Nihayet son günlerde yapılan heyetler arası görüşmelerde verilen yanıtta ise ne kredi, ne de teknoloji transferi, ne de ortak üretim konusunda Türkiye’yi tatmin eden herhangi bir şey vardı.
31 Mart 2019 Yerel Seçimleri sonrası karabasan gibi üzerimize gelmesi beklenen füze krizi, çok boyutlu bir sorun. Konunun uzmanı olmayanlar için teknik yönü son derece karmaşık. Bu nedenle başka bazı yönlerine dair düşüncelerimizi ifade edip yazıyı noktalamak en doğrusu olacak.

Özlem barış, dayatılan gerçeklik silahlanma!

Öncelikle şunu ifade etmeliyim ki, insanların alın teri olan vergilerin dur durak bilmeyen silahlanmaya harcanarak dünyanın bir savaş meydanına dönüştürülmesi ve ülkelerin silah sanayii karşısında çaresiz hallere düşürülmesi benim ideolojik, politik ve ahlaken kabullenebileceğim bir şey değil. Ülkemiz, bölgemiz ve dünya barışa hasret. İsterim ki, iktidarların en iddialı projesi ülkeyi bir barış adası haline getirmek olsun!

Ama biliyorum ki, siyasetin ve devletlerarası ilişkilerin bunların çok ötesinde katı kanunları var. Günü geldiğinde ne insani değer, ne hukuk, ne ahlak tanıyor. Bu nedenle de aşağıda sıralayacağım hususlar, hemen her çevrenin dikkat çektiği ortak noktalar.

Öncelikle, egemenlik ve bağımsızlık devletlere ve ülkelere kendi savunmalarıyla ilgili özgürce tedbir almaları hakkını tanırken, ABD’nin ve NATO’nun Türkiye’ye olmadık hususları dayatmaları müttefiklik adına da olsa asla kabul edilemez.

S-200 ve S-300 füze sistemlerinin çok sayıda NATO ülkesi tarafından alınması nasıl siyasi ve teknik uyum sorunu yaratmamışsa, ABD ve NATO istediği takdirde S-400’ler için de geçerli bir yol bulabilir.
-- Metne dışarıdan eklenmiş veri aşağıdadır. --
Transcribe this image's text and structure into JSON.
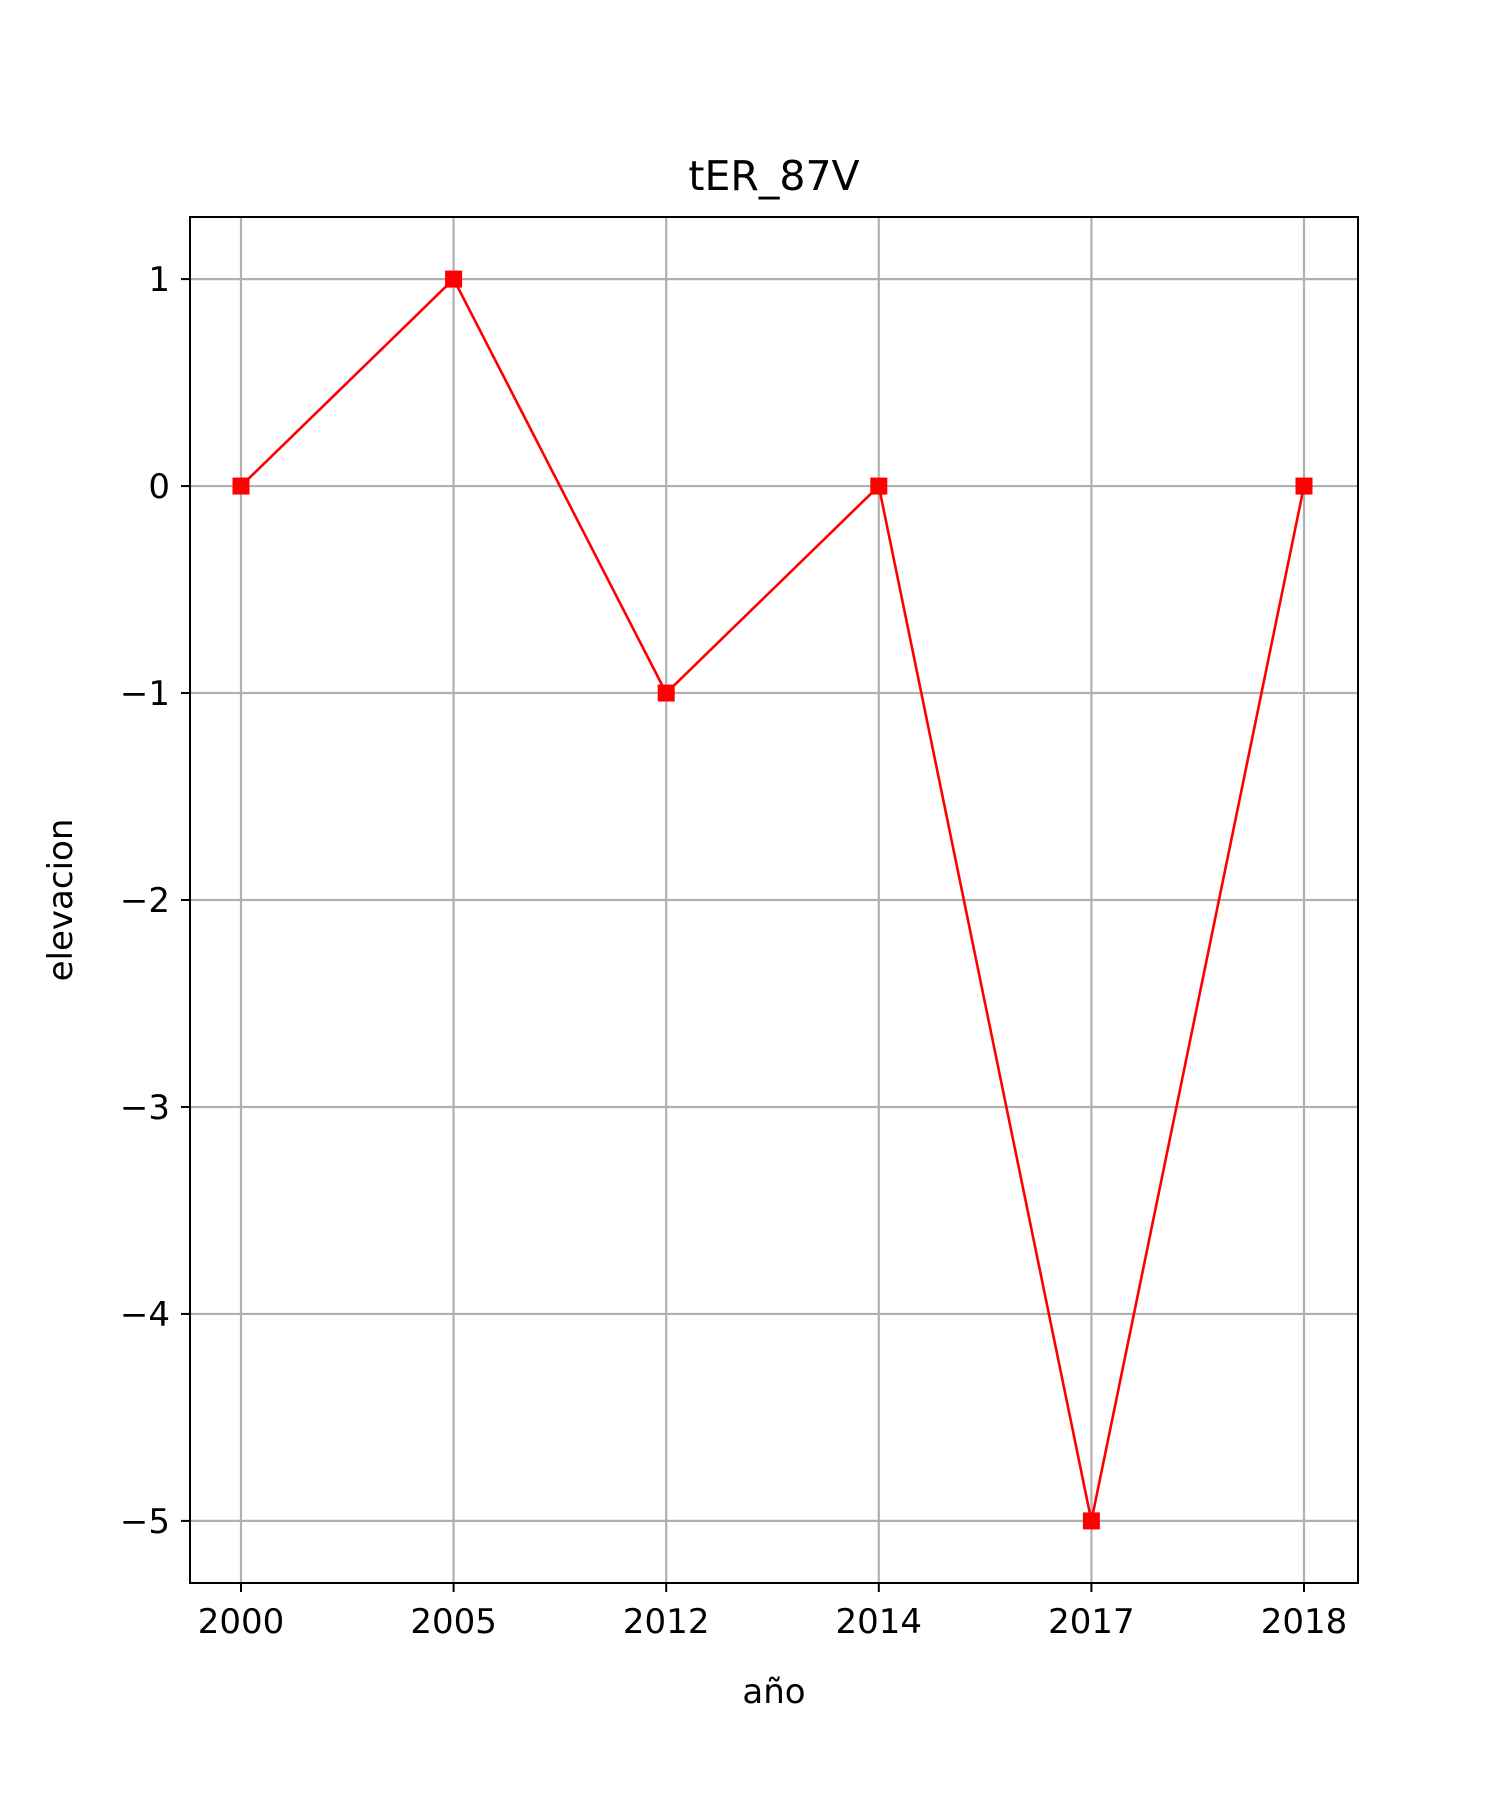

Türkiye ve Rusya bunun müzakeresine açık olduğuna göre, Özellikle ABD’nin meseleyi ölüm-kalım noktasına taşımasının ardında başka hesapların bulunduğunu düşünmek normal olacaktır.

Osmanlı dönemini de dikkate alırsak, Türkiye’nin esas itibariyle Batı dünyasının dışında ve ona karşı konumlanmış bir gelecek arayışı içinde olmadığı aşikâr. AK Parti iktidarının son dönemlerinde gerek ABD ve gerekse AB ile gerilen ilişkileri, bağların tamamen koptuğu ve Türkiye’nin geri dönüşsüz bir yola girdiği anlamına gelmiyor.

Dünya eski dünya olmadığı gibi, ABD ve Türkiye de Soğuk Savaş döneminin devletleri değiller. Bu nedenle siyasette ve diplomaside hotzotun işlemediği durumların da olabileceğini hesaba katmak gerekir.